Data from the HAAS autopsy study demonstrate that low counts in the SN can occur with or without LB being present.35
Among non-smokers, our data suggest that nigral neuron counts are lower in individuals with a history of infrequent bowel movements. The relationship is strongest in the ventrolateral quadrant where there is a preponderance of SN injury in PD36
but was also present in the dorsomedial and ventromedial quadrants. This relationship appears to be independent of the presence of LB in the SN or LC or clinical diagnosis of PD.
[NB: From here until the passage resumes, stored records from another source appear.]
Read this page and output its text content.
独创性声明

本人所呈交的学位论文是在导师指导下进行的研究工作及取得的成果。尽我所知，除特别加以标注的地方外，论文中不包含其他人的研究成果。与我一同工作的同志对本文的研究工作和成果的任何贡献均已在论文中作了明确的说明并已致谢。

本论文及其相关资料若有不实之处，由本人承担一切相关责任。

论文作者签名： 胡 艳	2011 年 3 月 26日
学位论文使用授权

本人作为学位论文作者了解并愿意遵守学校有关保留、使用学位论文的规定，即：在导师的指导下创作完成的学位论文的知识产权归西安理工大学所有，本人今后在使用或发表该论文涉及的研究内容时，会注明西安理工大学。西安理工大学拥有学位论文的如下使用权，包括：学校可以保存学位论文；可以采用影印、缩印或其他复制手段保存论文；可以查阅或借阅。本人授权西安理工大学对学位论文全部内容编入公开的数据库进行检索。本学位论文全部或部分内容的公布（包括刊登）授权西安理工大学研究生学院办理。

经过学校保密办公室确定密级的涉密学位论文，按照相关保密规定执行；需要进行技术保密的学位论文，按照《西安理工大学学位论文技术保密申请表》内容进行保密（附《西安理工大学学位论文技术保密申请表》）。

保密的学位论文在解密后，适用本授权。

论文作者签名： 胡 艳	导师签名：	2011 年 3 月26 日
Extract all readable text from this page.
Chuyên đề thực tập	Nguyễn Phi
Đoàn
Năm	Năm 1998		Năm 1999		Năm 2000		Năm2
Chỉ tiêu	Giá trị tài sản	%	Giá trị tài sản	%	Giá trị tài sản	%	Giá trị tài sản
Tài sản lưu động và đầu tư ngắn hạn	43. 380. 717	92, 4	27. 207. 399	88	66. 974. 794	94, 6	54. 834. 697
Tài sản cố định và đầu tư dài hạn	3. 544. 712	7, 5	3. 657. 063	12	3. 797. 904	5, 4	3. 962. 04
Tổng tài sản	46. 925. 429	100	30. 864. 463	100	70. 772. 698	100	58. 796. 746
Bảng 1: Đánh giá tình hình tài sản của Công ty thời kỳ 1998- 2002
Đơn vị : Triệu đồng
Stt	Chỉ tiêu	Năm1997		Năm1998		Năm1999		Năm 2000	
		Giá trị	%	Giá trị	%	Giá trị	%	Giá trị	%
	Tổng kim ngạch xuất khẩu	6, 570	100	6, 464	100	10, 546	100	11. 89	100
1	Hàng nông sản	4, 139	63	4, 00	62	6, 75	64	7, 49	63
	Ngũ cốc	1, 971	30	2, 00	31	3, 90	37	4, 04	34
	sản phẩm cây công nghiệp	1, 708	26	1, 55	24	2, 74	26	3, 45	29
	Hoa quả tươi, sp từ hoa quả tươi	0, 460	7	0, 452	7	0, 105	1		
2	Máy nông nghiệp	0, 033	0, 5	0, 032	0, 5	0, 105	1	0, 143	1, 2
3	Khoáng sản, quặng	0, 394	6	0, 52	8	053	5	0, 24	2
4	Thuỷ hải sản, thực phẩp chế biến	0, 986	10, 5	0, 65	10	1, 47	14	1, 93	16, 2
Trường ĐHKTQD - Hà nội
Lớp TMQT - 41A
In addition to statistically adjusting for LB, we repeated our analyses after removal of all cases of PD and incidental LB. Although our sample has been reduced and our statistical methods become less precise, decedents with >1 bowel movement/day continued to have a significant excess of neuron counts in the dorsomedial and ventrolateral quadrants relative to those with <1 bowel movement/day (p=0.018 and p=0.019). This is also true after adjustment for all other factors.
There were 29 men with no LB in the SN or LC who also had exams that included the Unified Parkinson’s Disease Rating Scale (UPDRS) at the time of assessment of bowel movement frequency. Unfortunately, this sample size is too limited to provide a careful assessment with additional adjustment for the UPDRS. Among the 29 men, however, 2 had <1 bowel movement per day, 19 had 1 bowel movement per day, and 8 had >1 bowel movement per day. The 2 men with <1 bowel movement per day fell in the highest tertile of UPDRS scores. They also had average neuron densities in all quadrants that were lower than any other combination of bowel movement frequency and UPDRS score.
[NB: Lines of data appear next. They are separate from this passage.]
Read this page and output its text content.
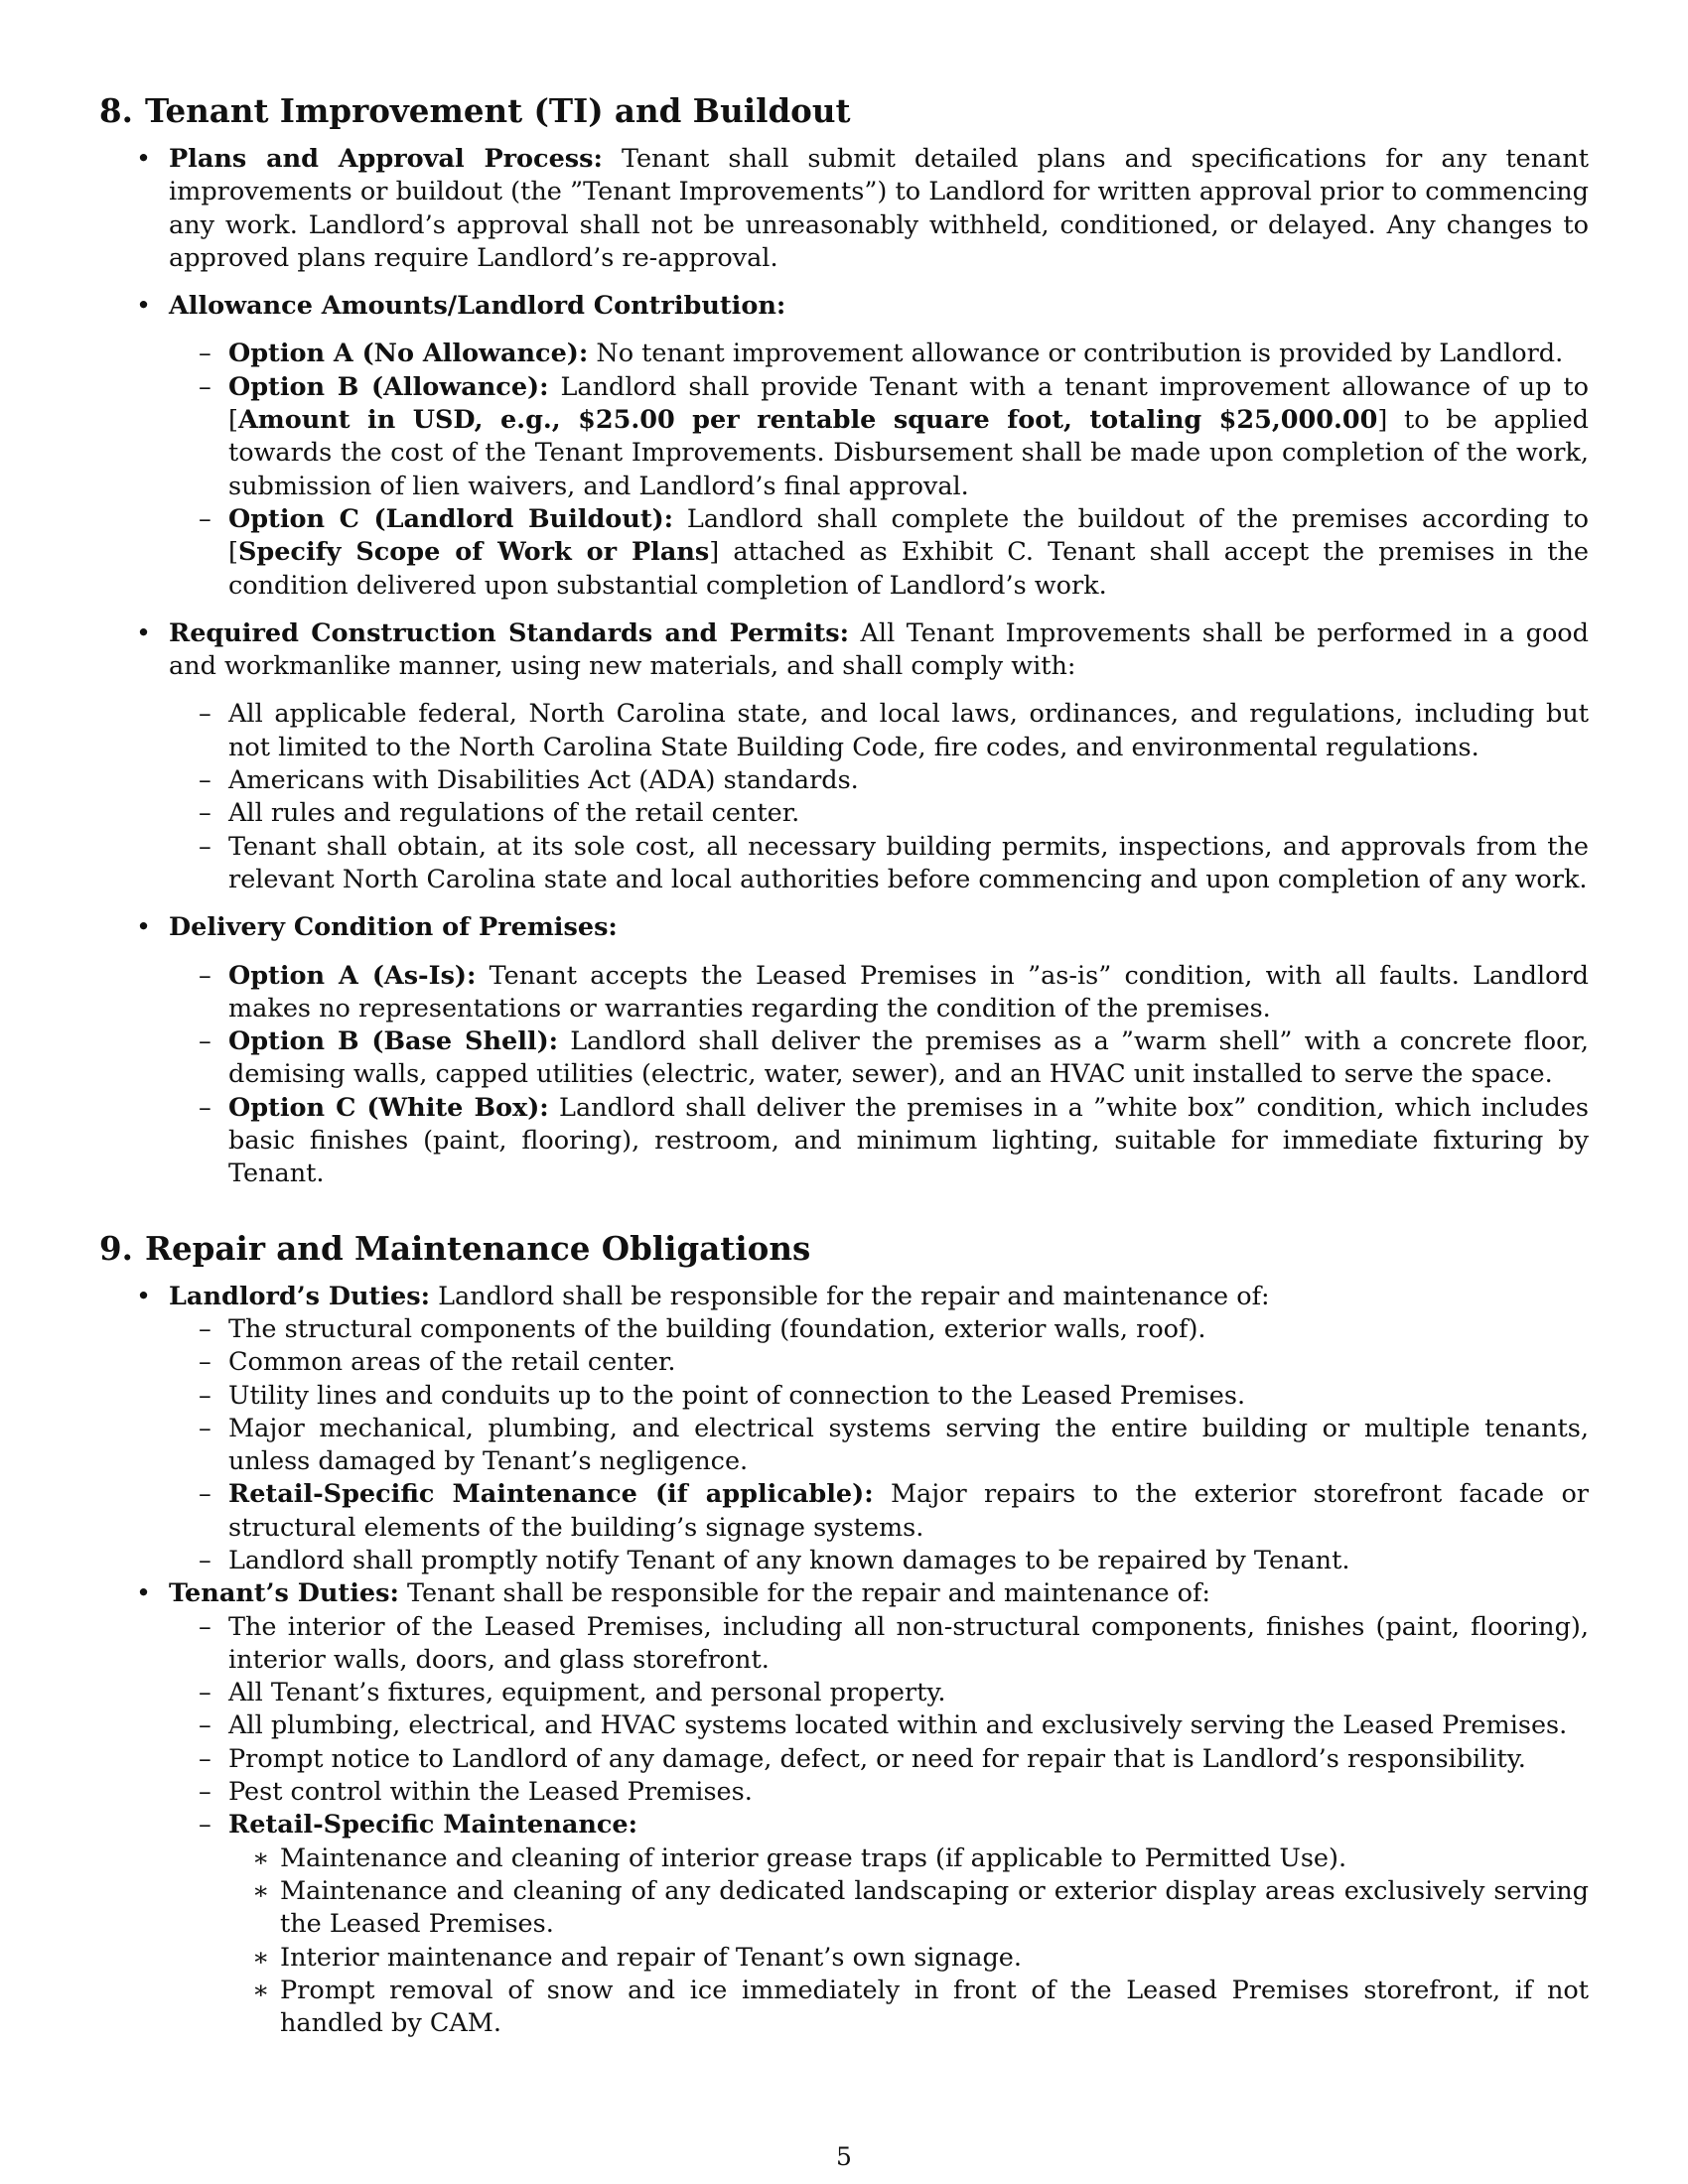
8. Tenant Improvement (TI) and Buildout
• Plans and Approval Process: Tenant shall submit detailed plans and specifications for any tenant improvements or buildout (the ”Tenant Improvements”) to Landlord for written approval prior to commencing any work. Landlord’s approval shall not be unreasonably withheld, conditioned, or delayed. Any changes to approved plans require Landlord’s re-approval.
• Allowance Amounts/Landlord Contribution:
– Option A (No Allowance): No tenant improvement allowance or contribution is provided by Landlord.
– Option B (Allowance): Landlord shall provide Tenant with a tenant improvement allowance of up to [Amount in USD, e.g., $25.00 per rentable square foot, totaling $25,000.00] to be applied towards the cost of the Tenant Improvements. Disbursement shall be made upon completion of the work, submission of lien waivers, and Landlord’s final approval.
– Option C (Landlord Buildout): Landlord shall complete the buildout of the premises according to [Specify Scope of Work or Plans] attached as Exhibit C. Tenant shall accept the premises in the condition delivered upon substantial completion of Landlord’s work.
• Required Construction Standards and Permits: All Tenant Improvements shall be performed in a good and workmanlike manner, using new materials, and shall comply with:
– All applicable federal, North Carolina state, and local laws, ordinances, and regulations, including but not limited to the North Carolina State Building Code, fire codes, and environmental regulations.
– Americans with Disabilities Act (ADA) standards.
– All rules and regulations of the retail center.
– Tenant shall obtain, at its sole cost, all necessary building permits, inspections, and approvals from the relevant North Carolina state and local authorities before commencing and upon completion of any work.
• Delivery Condition of Premises:
– Option A (As-Is): Tenant accepts the Leased Premises in ”as-is” condition, with all faults. Landlord makes no representations or warranties regarding the condition of the premises.
– Option B (Base Shell): Landlord shall deliver the premises as a ”warm shell” with a concrete floor, demising walls, capped utilities (electric, water, sewer), and an HVAC unit installed to serve the space.
– Option C (White Box): Landlord shall deliver the premises in a ”white box” condition, which includes basic finishes (paint, flooring), restroom, and minimum lighting, suitable for immediate fixturing by Tenant.
9. Repair and Maintenance Obligations
• Landlord’s Duties: Landlord shall be responsible for the repair and maintenance of:
– The structural components of the building (foundation, exterior walls, roof).
– Common areas of the retail center.
– Utility lines and conduits up to the point of connection to the Leased Premises.
– Major mechanical, plumbing, and electrical systems serving the entire building or multiple tenants, unless damaged by Tenant’s negligence.
– Retail-Specific Maintenance (if applicable): Major repairs to the exterior storefront facade or structural elements of the building’s signage systems.
– Landlord shall promptly notify Tenant of any known damages to be repaired by Tenant.
• Tenant’s Duties: Tenant shall be responsible for the repair and maintenance of:
– The interior of the Leased Premises, including all non-structural components, finishes (paint, flooring), interior walls, doors, and glass storefront.
– All Tenant’s fixtures, equipment, and personal property.
– All plumbing, electrical, and HVAC systems located within and exclusively serving the Leased Premises.
– Prompt notice to Landlord of any damage, defect, or need for repair that is Landlord’s responsibility.
– Pest control within the Leased Premises.
– Retail-Specific Maintenance:
∗ Maintenance and cleaning of interior grease traps (if applicable to Permitted Use).
∗ Maintenance and cleaning of any dedicated landscaping or exterior display areas exclusively serving the Leased Premises.
∗ Interior maintenance and repair of Tenant’s own signage.
∗ Prompt removal of snow and ice immediately in front of the Leased Premises storefront, if not handled by CAM.
5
Although the cause of constipation in PD remains unknown, data presented here suggest that constipation in non-smoking men is associated with low neuron counts in the SN and can occur without LB in the SN. Current initiatives in the HAAS are now investigating whether individuals with constipation and low nigral neuron density have synuclein deposition in the nervous system of the gut or the dorsal motor vagal nucleus.